Maar ik zou zeggen: besteed er als tv-programma juist aandacht aan. Als je het niet doet, bevestig je wat je niet wil bevestigen. Het is nu eenmaal zo dat de helft van de bevolking hiermee te maken heeft. Op dit moment zijn er 1,8 miljoen vrouwen in de overgangsleeftijd, waarvan 80 procent last heeft van klachten. Bij eenderde daarvan heeft het invloed op het werk. Dat is niet meer individueel. Dat kunnen we niet negeren. Dan kunnen we beter zorgen dat het herkend wordt door iedereen en dat we oplossingen bedenken hoe ermee om te gaan.’
Hoe kan het dat het nu pas urgent wordt? De overgang is toch niet nieuw?
‘Niet nieuw, maar het werd wel afgedaan als iets individueels en het speelde vooral binnenshuis. Vroeger verdween een vrouw al van de arbeidsmarkt als er kinderen kwamen. Nu zijn vrouwen economisch zelfstandig en hebben langere carrières. Het probleem wordt dus zichtbaarder. We hebben bovendien iedereen keihard nodig op de arbeidsmarkt. Binnen mijn schoonmaakbedrijf merk ik dat ook. We proberen iedereen binnenboord te houden en hebben daar ook veel programma’s voor lopen. Over schulden, over rouw, over de overgang, over taal, over premenstrueel syndroom… Mijn bedrijf drijft op mensen, dus daar moet ik als werkgever goed voor zorgen. Werkgevers die dat niet doen, verliezen mensen aan ziekte of ze vertrekken naar een werkgever die minder horkerig is.’
Welke oplossingen heb je in gedachten? Sectoren waar veel vrouwen werken, zoals de zorg of de schoonmaak, zitten vaak vast aan roosters. Die moeten gewoon ingevuld, toch?

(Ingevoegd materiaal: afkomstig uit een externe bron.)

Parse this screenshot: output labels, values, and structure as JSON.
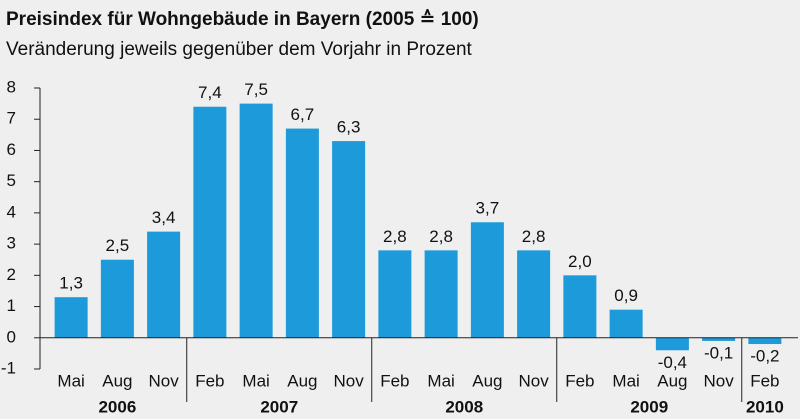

‘Je zou het misschien niet zeggen, maar schoonmakers hebben veel autonomie. Zij werken vaak aan de randen van de dag, maar wanneer ze precies hun werk doen, maakt voor de werkgever niet uit. Als de opdrachtgever maar een schone bedrijfshal of kantoor heeft op het afgesproken moment. Dus daar zit veel vrijheid in. Voor de zorg is dat anders. Maar daar zou je weer kunnen denken aan dat teams elkaar opvangen. Als maar besproken wordt dat iemand klachten heeft en dat dat het functioneren kan beïnvloeden, dan weet ik zeker dat teams solidair zijn en elkaar daarin willen helpen.’
En een wettelijk verlof?
‘Ik denk dat over klachten praten en samen naar oplossingen zoeken al veel helpt. Mensen hebben nou eenmaal verschillende levensfasen, daar moeten we elkaar een beetje bij helpen. Om het meteen een wettelijke status te geven is denk ik niet nodig. Het gaat juist om maatwerk, ook omdat lang niet alle vrouwen klachten hebben die hen belemmeren en klachten ook heel erg kunnen verschillen in duur en aard. Laten we eerst maar eens zorgen dat iedereen de klachten herkent, erkent en erover durft te praten.’